Traveling Back in Time

Video Version Here

 

Books, movies and television shows that use time travel as a literary device are perennial science fiction favorites. It can be mind-bending to explore the idea of nonlinear time.

 

I recently had what felt to be an experience of this kind while traveling in the North Carolina mountains. As I ascended the mountain road higher and higher, the trees changed from full foliage to bare-limbed. It was mid-May, and at the base of the mountains, the deciduous trees’ branches were decked in their full summer garb. As I gained altitude, I noticed that the trees’ leaves were now a beautiful spring green. Higher yet, they were just beginning to leaf out, with only the tips of leaves and buds showing. At 5000 feet or more, the trees sported their winter-bare branches. The temperature declined as I rose, going from summer’s warmth, to winter’s chill in a matter of minutes.

 

It was fascinating to experience this gradual rolling back of the seasons, the promise of spring always present because I was approaching it, or I had just passed through it. At the wintry peak, the images of spring and summer were still fresh in my mind. I had traveled backwards through six month’s worth of time. It happened so quickly, that it almost felt as if I were seeing and living in all those month’s time periods simultaneously.

 

When I was five years old, a friend told me that she was getting younger instead of older with time. I was fascinated that she had already experienced adulthood, and that we were just crossing paths on her way to infancy. She really had me believing her. When I told my mother about this amazing phenomenon, she scoffed. Soon after, my friend moved to a new city, and I was able to hold onto that fantasy for several years.

 

When I saw the movie, Benjamin Buttons, that memory reappeared, and I marveled at the imagination my friend had and at my child-self’s ability to believe the possibility.

 

Then I watched my husband travel back in time as his Alzheimer’s disease progressed. Obviously, it wasn’t as quick as my mountain climb, and it was faster than Benjamin Buttons’ time travel, but over the eight years of his disease, I watched Harvey regress from adult, to adolescent, to child, to infant.

 

When I found the Functional Assessment Scale Test (FAST) online, with the duration of stages and age equivalents in each stage, it clicked.

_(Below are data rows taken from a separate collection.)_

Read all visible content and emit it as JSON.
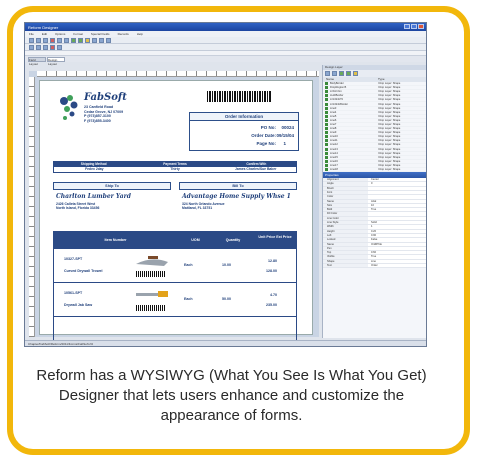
{
  "caption": "Reform has a WYSIWYG (What You See Is What You Get) Designer that lets users enhance and customize the appearance of forms.",
  "window": {
    "title": "Reform Designer"
  },
  "menu": [
    "File",
    "Edit",
    "Options",
    "Format",
    "Special Fields",
    "Records",
    "Help"
  ],
  "tabs": [
    "Field Layout",
    "Design Layout"
  ],
  "form": {
    "company_name": "FabSoft",
    "company_address": [
      "23 Canfield Road",
      "Cedar Grove, NJ 07009",
      "P (973)857-3100",
      "F (973)855-3400"
    ],
    "order_header": "Order Information",
    "po_label": "PO No:",
    "po_value": "00024",
    "date_label": "Order Date:",
    "date_value": "09/15/04",
    "page_label": "Page No:",
    "page_value": "1",
    "ship_headers": [
      "Shipping Method",
      "Payment Terms",
      "Confirm With"
    ],
    "ship_values": [
      "Fedex 2day",
      "Thirty",
      "James Charles/Sue Baker"
    ],
    "ship_to_header": "Ship To",
    "bill_to_header": "Bill To",
    "ship_to_name": "Charlton Lumber Yard",
    "ship_to_lines": [
      "2426 Calleta Street West",
      "North Island, Florida 33456"
    ],
    "bill_to_name": "Advantage Home Supply Whse 1",
    "bill_to_lines": [
      "324 North Orlando Avenue",
      "Maitland, FL 33751"
    ],
    "item_headers": [
      "Item Number",
      "UOM",
      "Quantity",
      "Unit Price Ext Price"
    ],
    "items": [
      {
        "sku": "10327-SPT",
        "desc": "Curved Drywall Trowel",
        "uom": "Each",
        "qty": "10.00",
        "price": "12.80",
        "ext": "128.00"
      },
      {
        "sku": "10561-SPT",
        "desc": "Drywall Jab Saw",
        "uom": "Each",
        "qty": "50.00",
        "price": "4.70",
        "ext": "235.00"
      }
    ]
  },
  "right_panel": {
    "title": "Design Layer",
    "columns": [
      "Name",
      "Type"
    ],
    "rows": [
      [
        "BodyBorder",
        "Drop Layer: Shape"
      ],
      [
        "DropRegion B",
        "Drop Layer: Shape"
      ],
      [
        "LOGO.bm",
        "Drop Layer: Shape"
      ],
      [
        "LHdrBorder",
        "Drop Layer: Shape"
      ],
      [
        "LOrdInfoTtl",
        "Drop Layer: Shape"
      ],
      [
        "LOrdInfoBorder",
        "Drop Layer: Shape"
      ],
      [
        "Line3",
        "Drop Layer: Shape"
      ],
      [
        "Line4",
        "Drop Layer: Shape"
      ],
      [
        "Line5",
        "Drop Layer: Shape"
      ],
      [
        "Line6",
        "Drop Layer: Shape"
      ],
      [
        "Line7",
        "Drop Layer: Shape"
      ],
      [
        "Line8",
        "Drop Layer: Shape"
      ],
      [
        "Line9",
        "Drop Layer: Shape"
      ],
      [
        "Line10",
        "Drop Layer: Shape"
      ],
      [
        "Line11",
        "Drop Layer: Shape"
      ],
      [
        "Line12",
        "Drop Layer: Shape"
      ],
      [
        "Line13",
        "Drop Layer: Shape"
      ],
      [
        "Line14",
        "Drop Layer: Shape"
      ],
      [
        "Line15",
        "Drop Layer: Shape"
      ],
      [
        "Line16",
        "Drop Layer: Shape"
      ],
      [
        "Line17",
        "Drop Layer: Shape"
      ],
      [
        "Line18",
        "Drop Layer: Shape"
      ]
    ],
    "props_title": "Properties",
    "props": [
      [
        "Alignment",
        "Center"
      ],
      [
        "Angle",
        "0"
      ],
      [
        "Brush",
        ""
      ],
      [
        "Font",
        ""
      ],
      [
        "Color",
        ""
      ],
      [
        "Name",
        "Arial"
      ],
      [
        "Size",
        "10"
      ],
      [
        "Bold",
        "True"
      ],
      [
        "Fill Color",
        ""
      ],
      [
        "Line Color",
        ""
      ],
      [
        "Line Style",
        "Solid"
      ],
      [
        "Width",
        "1"
      ],
      [
        "Height",
        "0.20"
      ],
      [
        "Left",
        "0.90"
      ],
      [
        "Locked",
        "False"
      ],
      [
        "Name",
        "OrdRTitle"
      ],
      [
        "Pen",
        ""
      ],
      [
        "Top",
        "0.60"
      ],
      [
        "Visible",
        "True"
      ],
      [
        "Shape",
        "Line"
      ],
      [
        "Text",
        "Order"
      ]
    ]
  },
  "status": "Chapter/FabSoft/Reform/2011/Forms/FabSoft.rfd"
}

Someone had actually done the research to assign an approximate chronological age to each of the seven stages of Alzheimer’s disease in this particular scale. Here is a sample chart.

 

And it really helped me interact with Harvey more appropriately when I made the realization that he had the mind of a child, or a toddler, or an infant. I was careful not to I infantilize him, but I could play with him as if he were a child, shooting hops, playing catch, or batting balloons. If I spoke to him in simple language, he could better understand me. I was meeting him where he was on his journey back in time.

 

Unlike the story my five year old friend told, and Benjamin Buttons, whose bodies were aging in reverse, it is the cognitive abilities of a person living with Alzheimer’s that are reversing. When you realize that, you can better appreciate the beauty of the springtime of childhood that your loved one might be living in.